Diverse and sometimes contradictory selection forces keeping the balance of various RCCX structures may underlie the continuance of the RCCX CNV. For instance, the SB RCCX structure is advantageous with a view to deleterious nonallelic conversion and unequal crossover (Chung et al. 2002a; Lee et al. 2006), but disadvantageous in terms of the retention of the C4A gene (Kawaguchi et al. 1992), and the two forces therefore attenuate the effects of each other. The haplotypes harboring the 1688 T allele (h34, h35, and h36) are also intriguing from this viewpoint, because this allele causes CAH (Rumsby et al. 1998), and should be under the effect of purifying selection. Contrary to this, more related haplotypes with the 1668 T allele were observed, implying that these haplotypes have already existed in the long term.
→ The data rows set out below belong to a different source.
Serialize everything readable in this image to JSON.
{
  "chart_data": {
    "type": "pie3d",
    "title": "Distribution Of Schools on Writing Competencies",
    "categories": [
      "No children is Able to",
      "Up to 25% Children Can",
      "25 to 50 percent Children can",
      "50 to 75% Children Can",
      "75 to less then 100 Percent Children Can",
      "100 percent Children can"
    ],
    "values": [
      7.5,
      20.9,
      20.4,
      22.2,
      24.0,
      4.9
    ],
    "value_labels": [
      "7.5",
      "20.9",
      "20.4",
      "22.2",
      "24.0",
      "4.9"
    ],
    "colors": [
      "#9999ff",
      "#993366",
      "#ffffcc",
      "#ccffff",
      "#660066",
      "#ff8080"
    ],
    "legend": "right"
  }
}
The contradiction may be resolved by a presumed positive selection force that compensates the deleterious effects of the allele and may be generated by a genetic feature of the common LASBSB structure of these haplotypes, such as the increased C4 copy number (Yang et al. 2007). In addition to C4 copy number, an elevated cortisol response has been actually found in the heterozygous carriers of CYP21A2 CAH mutations, which may also provide greater fitness (Witchel et al. 1997). Moreover, the elevated cortisol response and the changes of other hormone levels in association with C4B copy number have recently been described (Banlaki et al. 2012), hence an advantageous phenotype determined by a subset of particular RCCX structures or CYP21A2 haplotypes may be realistic.
The cumulative effects of potential selection forces are hard to assess by virtue of the difficulty in the quantitative analysis of selection forces, and the picture is further complicated by the fact that a particular CNV allele is not, of necessity, balanced by selection. If the cumulative effect of selection forces is quite small and negative on a particular CNV allele, then the CNV allele will have existed for a while but not in the long term (Innan and Kondrashov 2010). If this CNV allele is generated (again by unequal crossover) as frequently as it is removed by selection, then it will be continuously present among CNV alleles. We speculate that the recurrent unequal crossover of a particular CNV allele, which was observed in the case of the polyphyletic LA structure, may lead to the repeated generation and removal of the particular CNV allele. Therefore, recurrent unequal crossover events may maintain the polymorphic state of a complex, multiallelic, tandem CNV.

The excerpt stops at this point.